Andrew Coppin wrote:
> Dave Bayer wrote:
>> I was beginning to accept that I might die before clearing my 
>> pipeline of research projects I want to code up. Haskell has given me 
>> new hope.
>
> Indeed. ;-)
>
> Today I hve implemented encoders and decoders for RLE, MTF, Fibonacci 
> codes, and LZW. Next on my list is BWT, Huffman codes and arithmetic 
> coding. (That last is *very* hard though...)

In case anybody cares...

   darcs get http://www.orphi.me.uk/darcs/ToyCompression
   ghc -O2 --make Encode
   ghc -O2 --make Decode

You can now do

  Encode LZW foo

Will look for a file named "foo", and generate a file called "foo-LZW" 
containing the LZW-compressed version of it.

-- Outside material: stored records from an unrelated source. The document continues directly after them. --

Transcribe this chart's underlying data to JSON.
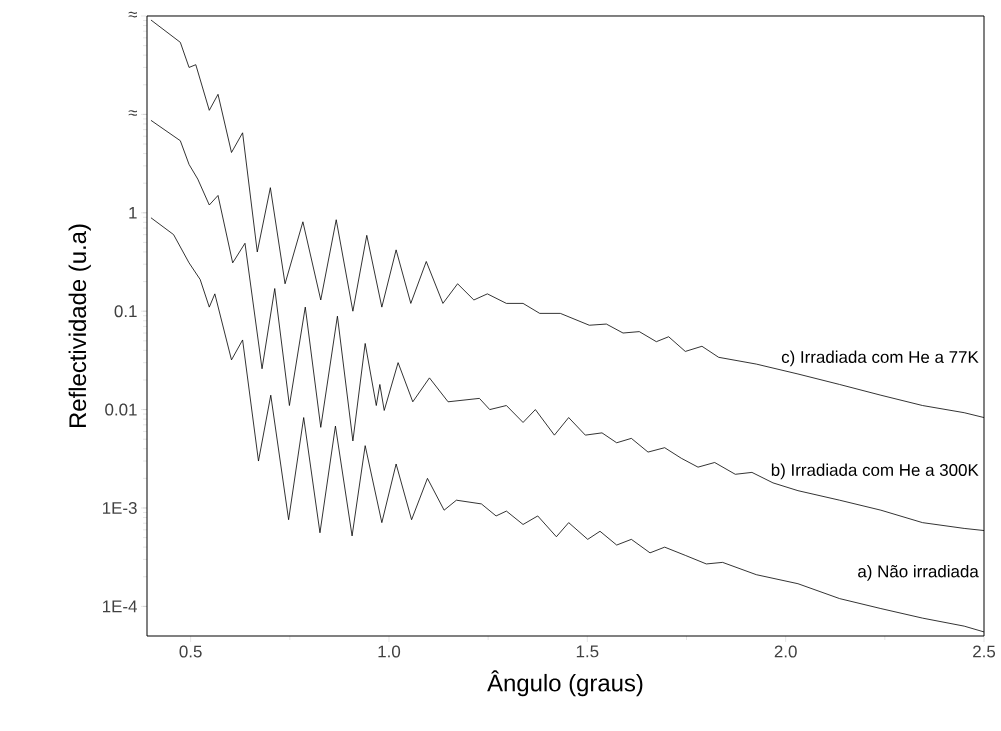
{
  "chart_data": {
    "type": "line",
    "xlabel": "Ângulo (graus)",
    "ylabel": "Reflectividade (u.a)",
    "log": "y",
    "grid": false,
    "legend": false,
    "xlim": [
      0.39,
      2.5
    ],
    "ylim": [
      5e-05,
      100
    ],
    "xticks": [
      0.5,
      {
        "value": 1.0,
        "label": "1.0"
      },
      1.5,
      {
        "value": 2.0,
        "label": "2.0"
      },
      2.5
    ],
    "yticks": [
      {
        "value": 0.0001,
        "label": "1E-4"
      },
      {
        "value": 0.001,
        "label": "1E-3"
      },
      0.01,
      0.1,
      1,
      {
        "value": 10,
        "label": "≈"
      },
      {
        "value": 100,
        "label": "≈"
      }
    ],
    "series": [
      {
        "name": "c) Irradiada com He a 77K",
        "color": "#000000",
        "x": [
          0.4,
          0.474,
          0.496,
          0.513,
          0.547,
          0.569,
          0.603,
          0.631,
          0.668,
          0.701,
          0.738,
          0.783,
          0.828,
          0.867,
          0.909,
          0.944,
          0.982,
          1.018,
          1.055,
          1.094,
          1.136,
          1.173,
          1.214,
          1.248,
          1.296,
          1.338,
          1.38,
          1.432,
          1.505,
          1.548,
          1.59,
          1.631,
          1.674,
          1.705,
          1.747,
          1.789,
          1.831,
          1.926,
          2.031,
          2.136,
          2.24,
          2.345,
          2.45,
          2.5
        ],
        "values": [
          91,
          54,
          30,
          32,
          11,
          16,
          4.1,
          6.5,
          0.4,
          1.8,
          0.19,
          0.81,
          0.13,
          0.85,
          0.1,
          0.59,
          0.11,
          0.42,
          0.12,
          0.32,
          0.12,
          0.19,
          0.13,
          0.15,
          0.12,
          0.12,
          0.095,
          0.095,
          0.072,
          0.074,
          0.06,
          0.062,
          0.049,
          0.055,
          0.039,
          0.044,
          0.034,
          0.029,
          0.023,
          0.018,
          0.014,
          0.011,
          0.0093,
          0.0083
        ]
      },
      {
        "name": "b) Irradiada com He a 300K",
        "color": "#000000",
        "x": [
          0.4,
          0.474,
          0.496,
          0.518,
          0.547,
          0.569,
          0.606,
          0.637,
          0.68,
          0.712,
          0.749,
          0.789,
          0.828,
          0.87,
          0.909,
          0.94,
          0.968,
          0.977,
          0.988,
          1.023,
          1.06,
          1.102,
          1.149,
          1.228,
          1.254,
          1.296,
          1.338,
          1.369,
          1.417,
          1.453,
          1.495,
          1.537,
          1.574,
          1.611,
          1.653,
          1.695,
          1.737,
          1.779,
          1.821,
          1.873,
          1.915,
          1.968,
          2.031,
          2.136,
          2.24,
          2.345,
          2.45,
          2.5
        ],
        "values": [
          8.7,
          5.4,
          3.1,
          2.2,
          1.2,
          1.5,
          0.31,
          0.49,
          0.026,
          0.17,
          0.011,
          0.11,
          0.0066,
          0.089,
          0.0048,
          0.047,
          0.011,
          0.018,
          0.0098,
          0.03,
          0.012,
          0.021,
          0.012,
          0.013,
          0.01,
          0.011,
          0.0074,
          0.01,
          0.0055,
          0.0083,
          0.0055,
          0.0058,
          0.0046,
          0.0051,
          0.0037,
          0.0041,
          0.0032,
          0.0026,
          0.0029,
          0.0022,
          0.0023,
          0.0018,
          0.0015,
          0.0012,
          0.00095,
          0.00071,
          0.00062,
          0.00059
        ]
      },
      {
        "name": "a) Não irradiada",
        "color": "#000000",
        "x": [
          0.4,
          0.457,
          0.496,
          0.524,
          0.547,
          0.561,
          0.603,
          0.631,
          0.671,
          0.702,
          0.747,
          0.785,
          0.826,
          0.865,
          0.907,
          0.94,
          0.982,
          1.018,
          1.057,
          1.097,
          1.139,
          1.17,
          1.233,
          1.27,
          1.296,
          1.338,
          1.375,
          1.422,
          1.453,
          1.501,
          1.532,
          1.574,
          1.611,
          1.658,
          1.695,
          1.747,
          1.8,
          1.841,
          1.926,
          2.031,
          2.136,
          2.24,
          2.345,
          2.45,
          2.5
        ],
        "values": [
          0.89,
          0.6,
          0.31,
          0.21,
          0.11,
          0.15,
          0.032,
          0.051,
          0.003,
          0.014,
          0.00076,
          0.0083,
          0.00056,
          0.0068,
          0.00052,
          0.0043,
          0.00071,
          0.0028,
          0.00076,
          0.002,
          0.00095,
          0.0012,
          0.0011,
          0.00083,
          0.00093,
          0.00068,
          0.00083,
          0.00051,
          0.00071,
          0.00048,
          0.00058,
          0.00042,
          0.00048,
          0.00035,
          0.0004,
          0.00033,
          0.00027,
          0.00028,
          0.00021,
          0.00017,
          0.00012,
          9.5e-05,
          7.6e-05,
          6.3e-05,
          5.5e-05
        ]
      }
    ]
  }
}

Also "foo-LZW.log.txt", 
which contains some statistics.

Similarly,

  Decode LZW foo-LZW

will make a file "foo-LZW-unLZW", which should *hopefully* be identical 
to the original one. (!)

It didn't occur to me, but I should probably go add some way to discover 
a list of available algorithms! LOL. Anyway, currently working:

   RLE (Run Length Encoding). Counts runs of symbols. Considers 8 bits 
to be one "symbol". The maximum run length is 255.
   MTF (Move To Front). Takes an input file and produces an output file 
of exactly the same size, but containing mostly *low* numbers. Works 
well with RLE or Fib.
   BWT (Burners-Wheeler Transform). Like MTF, does no actual 
compression, but makes the file more "compressible".
   Fib (Fibonacci codes). Stores numbers using Fibonacci codes instead 
of unsigned binary. This makes low numbers smaller and high numbers 
bigger. (Use it with MTF...)
   LZW (Lempel-Ziv-Welch). The daddy. Looks for repeated input strings 
and compresses them.

Caution: Encoding or decoding BWT currently requires absurd amounts of 
time and space. (Like, > 2 GB RAM and 8 minutes wall time to process 12 
KB of text.) I hope to fix that soon...

Currently it's unclear whether LZW or BWT+MTF+Fib gives the best 
compression. (Mainly because BWT is so hard to run!) I hope to implement 
a few other algorithms soonly.

(Note: LZW is typically used with a variable number of bits per output 
symbol. I haven't done this yet. It simply uses 16 bits in all cases. 
Once I fix this, compression will go up. Also, once the symbol 
dictionary is full, the encoder just resets itself.)